Will Hollywood see a happy end despite recession ?

Will Hollywood see a happy end despite recession ?Los Angeles - Spotting the world's greatest movie stars at the Cannes film festival might be a little more difficult than usual this year.

The number of Hollywood films at the competition is at a record low and US movie studios are cutting back spending on trips to the glamorous French Riviera.

Like every other sector of the US economy, they are feeling the sharp effects of the global economic downturn industry officials say.

"Everyone's just scaling back," says Lynne McCreary, Managing Director of the American Pavilion, which serves as the hub for Hollywood visitors at the Cannes festival. "People's budgets are a lot tighter and our sponsorship is down 75 per cent."

Those cutbacks are coming despite the fact that Hollywood is enjoying its most lucrative-ever year at the domestic box office where ticket sales were up 17.5 per cent to a record 3.06 billion dollars at the end of April.

But that record take tells only half the story. The two other major strands of film studio income - DVD sales and foreign revenue - are both sharply down.

"Even though domestic box-office admissions are soaring, the global movie business - particularly overseas DVD and television sales - is slumping," moaned the Los Angeles Times recently.

"International distributors can't get financing to buy movies, piracy is cutting into overseas ticket sales, foreign currencies are falling in value and key international territories have essentially discontinued acquiring American films."

In particular Japan has almost stopped buying English language movies in favour of indigenous local movies.

Nonetheless, the glittering Cannes scene will be entirely bereft of Hollywood royalty.

The most prominent American entry in the 20 movie competition is cult director Quentin Tarantino's ultra-violent World War II rampage The Inglourious Basterds (Eds: correct spelling).

The plot revolves around a group of American-Jewish soldiers put together by a character, played by Brad Pitt, to strike terror into the hearts of Germany's occupying forces in France.

They join causes with a beautiful young French Jewess who seeks revenge on the Nazis for killing her entire family.

The other US movie in competition is Ang Lee's Taking Woodstock, based on the memoir of the founder of the historic US music festival, and starring Liev Schreiber, Jeffrey Dean Morgan, and Emile Hirsch.

There may be richer pickings for the US film industry outside of competition. Major star power will fly in for Terry Gilliam's The Imaginarium of Doctor Parnassus - the film Heath Ledger was working on when he died last year.

Johnny Depp, Colin Farrell and Jude Law, who all played part of Ledger's unfinished role are expected to attend the movie's premiere.

Another big US moment will come when the festival opens with Pixar's new animated tale Up.

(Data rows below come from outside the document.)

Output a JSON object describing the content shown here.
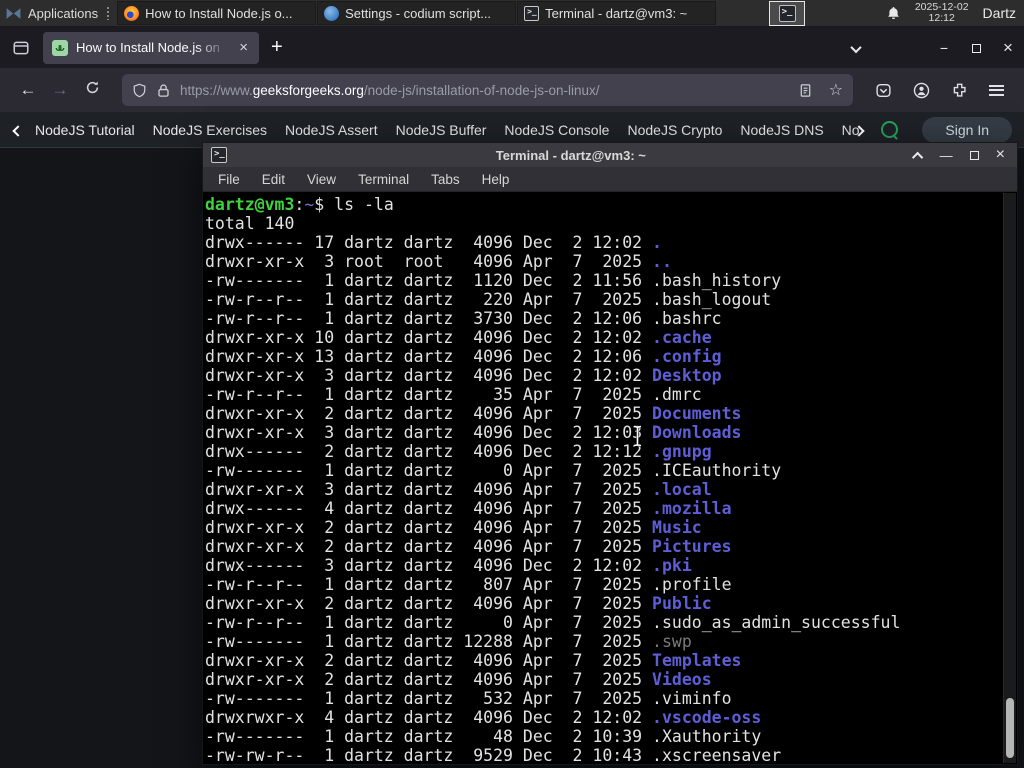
{
  "taskbar": {
    "applications_label": "Applications",
    "windows": [
      {
        "icon": "firefox",
        "title": "How to Install Node.js o..."
      },
      {
        "icon": "codium",
        "title": "Settings - codium script..."
      },
      {
        "icon": "terminal",
        "title": "Terminal - dartz@vm3: ~"
      }
    ],
    "clock": {
      "date": "2025-12-02",
      "time": "12:12"
    },
    "user": "Dartz"
  },
  "browser": {
    "tab": {
      "title": "How to Install Node.js on"
    },
    "new_tab_label": "+",
    "url": {
      "prefix": "https://www.",
      "domain": "geeksforgeeks.org",
      "path": "/node-js/installation-of-node-js-on-linux/"
    }
  },
  "site_nav": {
    "items": [
      "NodeJS Tutorial",
      "NodeJS Exercises",
      "NodeJS Assert",
      "NodeJS Buffer",
      "NodeJS Console",
      "NodeJS Crypto",
      "NodeJS DNS",
      "Node"
    ],
    "sign_in_label": "Sign In"
  },
  "terminal_window": {
    "title": "Terminal - dartz@vm3: ~",
    "menu_items": [
      "File",
      "Edit",
      "View",
      "Terminal",
      "Tabs",
      "Help"
    ],
    "prompt": {
      "user_host": "dartz@vm3",
      "separator": ":",
      "cwd": "~",
      "prompt_char": "$",
      "command": "ls -la"
    },
    "total_line": "total 140",
    "listing": [
      {
        "pre": "drwx------ 17 dartz dartz  4096 Dec  2 12:02 ",
        "name": ".",
        "type": "dir"
      },
      {
        "pre": "drwxr-xr-x  3 root  root   4096 Apr  7  2025 ",
        "name": "..",
        "type": "dir"
      },
      {
        "pre": "-rw-------  1 dartz dartz  1120 Dec  2 11:56 ",
        "name": ".bash_history",
        "type": "file"
      },
      {
        "pre": "-rw-r--r--  1 dartz dartz   220 Apr  7  2025 ",
        "name": ".bash_logout",
        "type": "file"
      },
      {
        "pre": "-rw-r--r--  1 dartz dartz  3730 Dec  2 12:06 ",
        "name": ".bashrc",
        "type": "file"
      },
      {
        "pre": "drwxr-xr-x 10 dartz dartz  4096 Dec  2 12:02 ",
        "name": ".cache",
        "type": "dir"
      },
      {
        "pre": "drwxr-xr-x 13 dartz dartz  4096 Dec  2 12:06 ",
        "name": ".config",
        "type": "dir"
      },
      {
        "pre": "drwxr-xr-x  3 dartz dartz  4096 Dec  2 12:02 ",
        "name": "Desktop",
        "type": "dir"
      },
      {
        "pre": "-rw-r--r--  1 dartz dartz    35 Apr  7  2025 ",
        "name": ".dmrc",
        "type": "file"
      },
      {
        "pre": "drwxr-xr-x  2 dartz dartz  4096 Apr  7  2025 ",
        "name": "Documents",
        "type": "dir"
      },
      {
        "pre": "drwxr-xr-x  3 dartz dartz  4096 Dec  2 12:03 ",
        "name": "Downloads",
        "type": "dir"
      },
      {
        "pre": "drwx------  2 dartz dartz  4096 Dec  2 12:12 ",
        "name": ".gnupg",
        "type": "dir"
      },
      {
        "pre": "-rw-------  1 dartz dartz     0 Apr  7  2025 ",
        "name": ".ICEauthority",
        "type": "file"
      },
      {
        "pre": "drwxr-xr-x  3 dartz dartz  4096 Apr  7  2025 ",
        "name": ".local",
        "type": "dir"
      },
      {
        "pre": "drwx------  4 dartz dartz  4096 Apr  7  2025 ",
        "name": ".mozilla",
        "type": "dir"
      },
      {
        "pre": "drwxr-xr-x  2 dartz dartz  4096 Apr  7  2025 ",
        "name": "Music",
        "type": "dir"
      },
      {
        "pre": "drwxr-xr-x  2 dartz dartz  4096 Apr  7  2025 ",
        "name": "Pictures",
        "type": "dir"
      },
      {
        "pre": "drwx------  3 dartz dartz  4096 Dec  2 12:02 ",
        "name": ".pki",
        "type": "dir"
      },
      {
        "pre": "-rw-r--r--  1 dartz dartz   807 Apr  7  2025 ",
        "name": ".profile",
        "type": "file"
      },
      {
        "pre": "drwxr-xr-x  2 dartz dartz  4096 Apr  7  2025 ",
        "name": "Public",
        "type": "dir"
      },
      {
        "pre": "-rw-r--r--  1 dartz dartz     0 Apr  7  2025 ",
        "name": ".sudo_as_admin_successful",
        "type": "file"
      },
      {
        "pre": "-rw-------  1 dartz dartz 12288 Apr  7  2025 ",
        "name": ".swp",
        "type": "dim"
      },
      {
        "pre": "drwxr-xr-x  2 dartz dartz  4096 Apr  7  2025 ",
        "name": "Templates",
        "type": "dir"
      },
      {
        "pre": "drwxr-xr-x  2 dartz dartz  4096 Apr  7  2025 ",
        "name": "Videos",
        "type": "dir"
      },
      {
        "pre": "-rw-------  1 dartz dartz   532 Apr  7  2025 ",
        "name": ".viminfo",
        "type": "file"
      },
      {
        "pre": "drwxrwxr-x  4 dartz dartz  4096 Dec  2 12:02 ",
        "name": ".vscode-oss",
        "type": "dir"
      },
      {
        "pre": "-rw-------  1 dartz dartz    48 Dec  2 10:39 ",
        "name": ".Xauthority",
        "type": "file"
      },
      {
        "pre": "-rw-rw-r--  1 dartz dartz  9529 Dec  2 10:43 ",
        "name": ".xscreensaver",
        "type": "file"
      }
    ]
  },
  "colors": {
    "dir_blue": "#5e5ed6",
    "prompt_green": "#3fd23f",
    "terminal_bg": "#000000",
    "gfg_green": "#2f8d46",
    "panel_bg": "#2d2d2d",
    "toolbar_bg": "#2b2a33"
  }
}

This tells the story of an old curmudgeon who almost realizes his life's dream to voyage around the world in his house tethered to thousands of helium balloons. The only trouble is he gets a pesky kid as a stowaway.

Some veteran festival watchers say the inclusion of only two US movies might reflect the low regard for US culture around the world, following the disastrous foreign policies of ex-US president George Bush.

But Cannes' general manager and artistic director, Thierry Fremaux, had a more prosaic explanation.

At a time when the success of movies such as Slumdog Millionaire has highlighted the increased globalization of world cinema, Hollywood's film industry experienced a major setback as a protracted writers' strike postponed production last year for several months.

"I think it's a coincidence but I wondered if it could have had something to do with the writers strike," he said of the dearth of US offerings.

"We would have liked to have more, like Public Enemies from Michael Mann, for example, but that is coming out in July."